Jekyll’s built-in lightweight web server is tailored to support site development by monitoring the files in the directory and automatically regenerating the static site any time a change is saved. Because we are working on a remote server, we’ll specify the host address in order to browse the site from our local machine. If you are working on a local machine, you can run jekyll serve without the host setting and connect with http://localhost:4000.

cd ~/www
jekyll serve --host=203.0.113.0

Output of jekyll serverConfiguration file: /home/sammy/www/_config.yml
            Source: /home/sammy/www
       Destination: /home/sammy/www/_site
 Incremental build: disabled. Enable with --incremental
      Generating...
                    done in 0.645 seconds.
 Auto-regeneration: enabled for '/home/sammy/www'
    Server address: http://203.0.113.0:4000/
  Server running... press ctrl-c to stop.

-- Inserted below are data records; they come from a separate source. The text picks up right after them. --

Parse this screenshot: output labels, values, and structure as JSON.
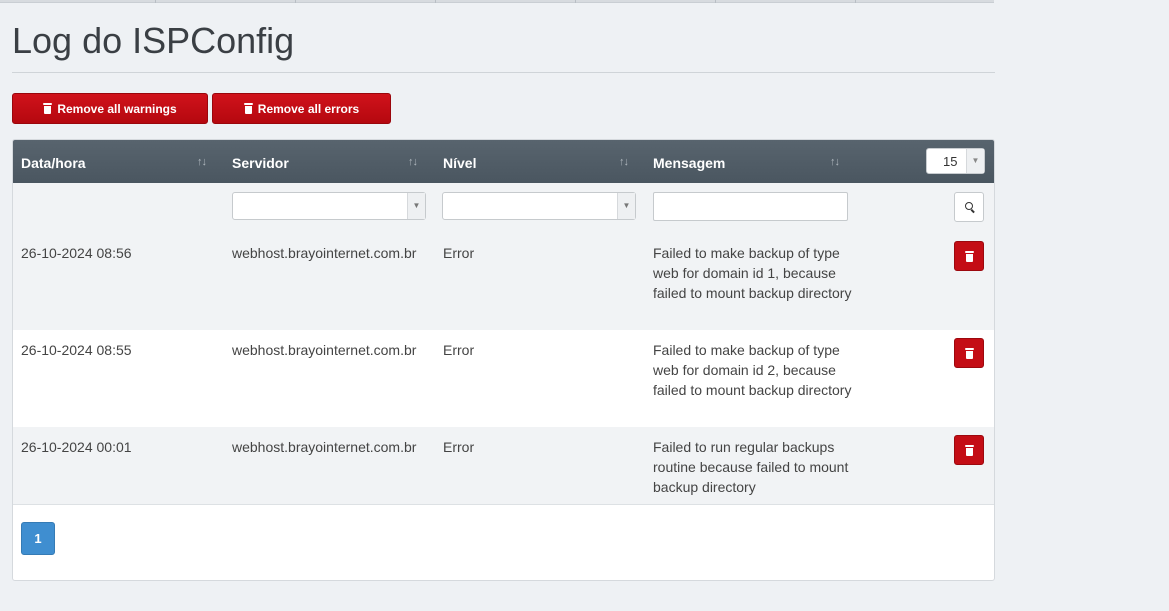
{
  "page": {
    "title": "Log do ISPConfig"
  },
  "actions": {
    "remove_warnings_label": "Remove all warnings",
    "remove_errors_label": "Remove all errors"
  },
  "table": {
    "columns": [
      "Data/hora",
      "Servidor",
      "Nível",
      "Mensagem"
    ],
    "per_page": "15",
    "filters": {
      "servidor": "",
      "nivel": "",
      "mensagem": ""
    },
    "rows": [
      {
        "datetime": "26-10-2024 08:56",
        "server": "webhost.brayointernet.com.br",
        "level": "Error",
        "message": "Failed to make backup of type web for domain id 1, because failed to mount backup directory"
      },
      {
        "datetime": "26-10-2024 08:55",
        "server": "webhost.brayointernet.com.br",
        "level": "Error",
        "message": "Failed to make backup of type web for domain id 2, because failed to mount backup directory"
      },
      {
        "datetime": "26-10-2024 00:01",
        "server": "webhost.brayointernet.com.br",
        "level": "Error",
        "message": "Failed to run regular backups routine because failed to mount backup directory"
      }
    ]
  },
  "pagination": {
    "current_page": "1"
  },
  "icons": {
    "trash": "trash-icon",
    "search": "search-icon",
    "sort": "sort-icon",
    "dropdown": "chevron-down-icon"
  },
  "colors": {
    "danger": "#c40d15",
    "primary": "#3f8ed0",
    "header": "#4e5a64"
  }
}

When we invoked jekyll serve, Jekyll parsed the configuration and content files into a new directory, _site and started serving the content in that _site folder:

...
├── 404.html
├── about.md
├── _config.yml
├── Gemfile
├── Gemfile.lock
├── index.md
├── _posts
│   └── 2018-03-19-welcome-to-jekyll.markdown
└── _site
    ├── 404.html
    ├── about
    │   └── index.html
    ├── assets
    │   ├── main.css
    │   └── minima-social-icons.svg
    ├── feed.xml
    ├── index.html
    └── jekyll
        └── update
            └── 2018
                └── 03
                    └── 19
                        └── welcome-to-jekyll.html

It also started watching the current directory, www, for changes. As soon as a change to a post or page is saved, the static site will automatically be rebuilt, so it’s important not to make changes directly to files in the _site folder.

If we leave this terminal open with the development server running in the foreground when working on our site, we will receive immediate feedback as we add pages and posts and change content.

Note: If you’re working with a large site, enabling the --incremental build can speed up the rebuild each time you make a change by only regenerating the files that are changed, but we don’t need it for this small site. You can learn more about this experimental feature on the Jekyll website.

The site is now available. In a web browser, we can visit it at the server address and port shown in the the output from jekyll serve:

Screenshot of the Jekyll homepage

Conclusion

In this tutorial, we installed Jekyll and created a development site with some automatically-generated content. In our next guide, we will explore this content to illustrate how Jekyll transforms the source files into a static site and inform the decisions about our configuration settings.